With the recession linked to more instances of fraud, having good checks in place has rarely been more important
Regardless of the size or success of a business, there is always something lurking in the shadows that has the potential to damage it irrevocably. Whether from within or without, becoming a victim of a particularly nasty fraud can take an enterprise to the point of no return.
“Fraud can bring a business to its knees,” says Richard Mumford, partner at law firm Stevens & Bolton. “If you are an SME with quite fragile cashflow for example, you might be using all of your money to invest and grow the business, and have relatively small margins for error. Fraud can take away that cash or that margin and be the difference between a business succeeding or failing. Simply from a cash impact point of view, it can be devastating.”
Of course, the financial impact is merely one side of the coin when it comes to fraud. In many instances, the monetary loss will pale into insignificance compared to the harm caused to a venture’s reputation.
Mumford says this is particularly relevant for businesses in the financial sector, which rely on high levels of trust between themselves and their customers. “There is often a feeling that, although the business has only been a victim of fraud rather than in any other way involved in it, it somehow diminishes trust in that business in terms of its integrity and in terms of its ability to deliver on its contracts,” he explains. “There is a sort of stigma attached to it sometimes depending in particular on the markets and the particular fraud involved.”
It would be safe to assume then that the more clued-up entrepreneur would have a fairly solid system in place to counter any fraudulent activity. Nevertheless, in a time of economic austerity when instances of fraud are on the rise, it probably pays to revisit one’s anti-fraud policy. Indeed, this is further necessitated by the new types of fraud that have sprung up over the last few years.
“The biggest profile issue at the moment is the various types of cybercrime, so things like phishing and people cloning your website, for example,” explains Mumford. “The way you police it in a sense is by looking at your own website and if you do start to see complaints arising, think quite literally about how that might be happening. It might just have been somebody in your own company who didn’t log a sale properly or something went wrong with the IT system, but just be aware that these problems are out there.”
Naturally, there is a plethora of other frauds that a business can be exposed to but in general there is a similar set of steps to be followed in order to limit the possibility of an attack by an employee, customer, supplier or other third-party. However, the first and most important step, according to Mumford, is the introduction and maintenance of a firm anti-fraud culture at every level.
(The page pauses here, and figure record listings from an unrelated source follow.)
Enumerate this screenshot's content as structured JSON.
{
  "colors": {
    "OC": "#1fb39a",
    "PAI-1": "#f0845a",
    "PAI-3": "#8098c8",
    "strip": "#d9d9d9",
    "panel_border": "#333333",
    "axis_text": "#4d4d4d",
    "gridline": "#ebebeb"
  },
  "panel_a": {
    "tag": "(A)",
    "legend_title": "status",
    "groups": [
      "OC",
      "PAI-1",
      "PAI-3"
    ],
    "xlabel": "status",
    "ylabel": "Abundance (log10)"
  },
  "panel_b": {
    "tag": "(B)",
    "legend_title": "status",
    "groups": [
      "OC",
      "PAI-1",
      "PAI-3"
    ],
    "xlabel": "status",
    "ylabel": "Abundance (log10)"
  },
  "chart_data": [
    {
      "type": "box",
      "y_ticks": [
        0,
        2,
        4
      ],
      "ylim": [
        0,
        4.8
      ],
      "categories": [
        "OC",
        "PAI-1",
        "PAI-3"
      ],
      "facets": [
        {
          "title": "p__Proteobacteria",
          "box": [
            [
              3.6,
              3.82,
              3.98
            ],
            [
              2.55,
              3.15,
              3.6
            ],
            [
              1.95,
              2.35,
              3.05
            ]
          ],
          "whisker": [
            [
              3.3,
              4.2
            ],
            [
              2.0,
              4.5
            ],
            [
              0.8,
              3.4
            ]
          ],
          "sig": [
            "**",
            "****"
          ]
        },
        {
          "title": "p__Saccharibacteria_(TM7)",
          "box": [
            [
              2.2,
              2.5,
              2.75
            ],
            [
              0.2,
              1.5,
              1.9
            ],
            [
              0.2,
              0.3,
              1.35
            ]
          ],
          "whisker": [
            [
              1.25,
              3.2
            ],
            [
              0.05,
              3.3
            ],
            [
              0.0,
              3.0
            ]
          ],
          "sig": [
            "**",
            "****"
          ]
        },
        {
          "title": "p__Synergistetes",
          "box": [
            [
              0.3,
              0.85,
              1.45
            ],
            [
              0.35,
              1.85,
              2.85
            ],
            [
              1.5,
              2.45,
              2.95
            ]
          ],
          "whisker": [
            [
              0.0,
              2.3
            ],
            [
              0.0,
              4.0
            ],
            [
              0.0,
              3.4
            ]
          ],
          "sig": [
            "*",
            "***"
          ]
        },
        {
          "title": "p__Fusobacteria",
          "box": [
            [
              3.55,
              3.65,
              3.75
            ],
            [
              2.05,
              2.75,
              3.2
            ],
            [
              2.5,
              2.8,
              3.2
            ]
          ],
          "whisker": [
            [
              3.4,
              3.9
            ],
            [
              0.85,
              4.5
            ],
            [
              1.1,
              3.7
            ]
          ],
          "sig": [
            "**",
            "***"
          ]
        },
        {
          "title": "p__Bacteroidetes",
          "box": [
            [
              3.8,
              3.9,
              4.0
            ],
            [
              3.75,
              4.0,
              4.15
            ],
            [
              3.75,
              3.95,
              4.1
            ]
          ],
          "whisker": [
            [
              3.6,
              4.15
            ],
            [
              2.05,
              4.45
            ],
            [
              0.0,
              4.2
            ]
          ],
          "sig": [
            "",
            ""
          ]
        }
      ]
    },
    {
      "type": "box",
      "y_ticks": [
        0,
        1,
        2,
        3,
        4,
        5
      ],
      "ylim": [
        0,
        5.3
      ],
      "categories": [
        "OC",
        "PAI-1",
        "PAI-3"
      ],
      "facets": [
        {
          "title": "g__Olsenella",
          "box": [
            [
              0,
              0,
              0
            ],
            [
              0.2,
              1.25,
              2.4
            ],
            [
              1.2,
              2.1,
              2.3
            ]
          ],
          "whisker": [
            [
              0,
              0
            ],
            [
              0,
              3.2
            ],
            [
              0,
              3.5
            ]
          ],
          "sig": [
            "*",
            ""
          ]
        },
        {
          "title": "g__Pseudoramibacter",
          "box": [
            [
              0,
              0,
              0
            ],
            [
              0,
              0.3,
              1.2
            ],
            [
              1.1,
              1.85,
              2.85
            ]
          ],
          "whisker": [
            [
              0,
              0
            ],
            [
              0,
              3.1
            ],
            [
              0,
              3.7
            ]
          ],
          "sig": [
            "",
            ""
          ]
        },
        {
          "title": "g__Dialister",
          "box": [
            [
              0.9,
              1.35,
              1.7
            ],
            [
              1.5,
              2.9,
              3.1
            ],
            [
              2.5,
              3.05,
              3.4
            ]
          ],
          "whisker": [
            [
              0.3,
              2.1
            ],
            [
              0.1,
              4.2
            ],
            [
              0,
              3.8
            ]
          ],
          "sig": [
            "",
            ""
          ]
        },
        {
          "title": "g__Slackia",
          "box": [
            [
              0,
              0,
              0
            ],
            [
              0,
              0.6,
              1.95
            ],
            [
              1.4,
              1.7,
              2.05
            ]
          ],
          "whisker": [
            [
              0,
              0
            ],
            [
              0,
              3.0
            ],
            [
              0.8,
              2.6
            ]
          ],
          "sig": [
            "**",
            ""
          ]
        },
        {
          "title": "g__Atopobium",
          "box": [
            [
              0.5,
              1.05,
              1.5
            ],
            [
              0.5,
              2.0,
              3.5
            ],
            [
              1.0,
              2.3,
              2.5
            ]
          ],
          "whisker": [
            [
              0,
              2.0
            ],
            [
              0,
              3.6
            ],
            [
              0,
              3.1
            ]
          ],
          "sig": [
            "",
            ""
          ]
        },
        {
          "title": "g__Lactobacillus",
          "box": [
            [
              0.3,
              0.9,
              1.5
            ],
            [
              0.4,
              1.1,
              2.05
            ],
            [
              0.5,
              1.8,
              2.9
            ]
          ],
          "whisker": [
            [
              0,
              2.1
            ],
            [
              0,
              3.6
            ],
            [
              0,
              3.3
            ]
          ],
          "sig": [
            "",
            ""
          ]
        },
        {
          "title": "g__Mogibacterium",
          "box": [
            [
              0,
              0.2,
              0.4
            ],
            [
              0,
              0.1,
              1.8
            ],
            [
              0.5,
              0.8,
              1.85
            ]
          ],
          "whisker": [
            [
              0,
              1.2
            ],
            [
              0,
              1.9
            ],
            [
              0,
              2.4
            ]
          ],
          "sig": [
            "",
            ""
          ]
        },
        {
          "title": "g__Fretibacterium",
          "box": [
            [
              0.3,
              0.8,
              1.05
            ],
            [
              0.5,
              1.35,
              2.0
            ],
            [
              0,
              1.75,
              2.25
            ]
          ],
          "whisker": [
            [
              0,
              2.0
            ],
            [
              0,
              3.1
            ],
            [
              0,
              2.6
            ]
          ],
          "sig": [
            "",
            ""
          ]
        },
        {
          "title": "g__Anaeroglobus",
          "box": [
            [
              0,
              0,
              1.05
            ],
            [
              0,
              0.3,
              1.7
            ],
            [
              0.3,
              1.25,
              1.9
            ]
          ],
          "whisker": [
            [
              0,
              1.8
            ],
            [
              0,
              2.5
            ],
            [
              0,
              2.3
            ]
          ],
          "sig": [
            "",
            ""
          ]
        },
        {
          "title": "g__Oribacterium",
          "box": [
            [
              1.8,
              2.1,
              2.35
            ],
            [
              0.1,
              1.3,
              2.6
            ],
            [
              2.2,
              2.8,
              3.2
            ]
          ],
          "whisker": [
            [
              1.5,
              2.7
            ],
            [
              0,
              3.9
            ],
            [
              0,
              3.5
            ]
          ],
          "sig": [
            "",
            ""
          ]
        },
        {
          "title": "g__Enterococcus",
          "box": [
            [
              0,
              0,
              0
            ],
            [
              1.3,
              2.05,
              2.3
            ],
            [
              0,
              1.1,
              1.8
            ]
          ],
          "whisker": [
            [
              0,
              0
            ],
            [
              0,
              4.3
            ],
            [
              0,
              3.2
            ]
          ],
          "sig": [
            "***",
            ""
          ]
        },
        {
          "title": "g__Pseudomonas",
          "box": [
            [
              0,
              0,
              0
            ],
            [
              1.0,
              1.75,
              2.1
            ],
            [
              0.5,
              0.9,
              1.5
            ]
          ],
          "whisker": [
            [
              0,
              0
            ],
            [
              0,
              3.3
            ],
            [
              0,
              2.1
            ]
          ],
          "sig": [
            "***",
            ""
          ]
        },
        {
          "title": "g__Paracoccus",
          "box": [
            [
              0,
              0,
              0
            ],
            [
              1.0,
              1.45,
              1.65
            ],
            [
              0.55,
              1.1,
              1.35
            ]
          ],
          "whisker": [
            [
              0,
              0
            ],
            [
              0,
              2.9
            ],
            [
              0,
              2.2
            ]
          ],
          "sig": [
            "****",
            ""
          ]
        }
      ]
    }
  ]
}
“It is important that employees understand the impact on the business of fraud, and the importance of making sure fraud does not occur within the business,” he says. And while accepting that the reporting of fraud isn’t something an employee would do lightly, Mumford explains that keeping confidentiality at the heart of an anti-fraud policy should ensure the process doesn’t generate a climate of fear among workers. “It is important to have a proper reporting line, even for a small business, so people who have concerns can voice them in a confidential way, not to their line manager but to someone in the business who is slightly detached from what they are doing.”
Equally, though, an employer should also ensure his or her own management style doesn’t lead their workers down the path of temptation. “You have to be careful to balance keeping staff happy and incentivised and not over-incentivising them to perform,” Mumford comments.
An anti-fraud stance essentially needs to reverberate with external parties too and, as with most third-party contact, an appropriate level of due diligence is advisable. “It is important that a business sends out the message to its clients and suppliers that it is an anti-fraud business,” says Mumford. He adds: “It just helps to sometimes have a second pair of eyes on things, especially if the company is going through winning important contracts.”
At the end of the day though, no policy is totally fool-proof and even the most conscientious business owner could have to deal with an instance, or allegation, of fraud. Needless to say, a pre-planned response strategy can go a long way to easing the pain and ensuring that the correct conclusion is reached and any financial and reputational loss is recovered or, at the very least, limited to an acceptable level.
“What you do – sometimes in the first couple of minutes, or even seconds – after somebody comes to you and says, ‘I think there’s been a fraud’ can massively impact the back-end of the process,” says Mumford. “You can’t make any assumptions about whether the fraud has actually occurred or not; you can’t make any assumptions about who is involved; and you can’t make any assumptions about how big it is. What you need to do is grab the evidence you have immediately.”
Fraud is clearly a very emotive issue then, and should therefore be approached with care in the workplace. “The stigma of an allegation of fraud being made against an individual is pretty serious stuff and once someone has been tainted by it, it is very hard to undo it,” comments Mumford. “So you just need to treat it with a degree of caution and a degree of tact and subtlety, frankly, until you are certain.”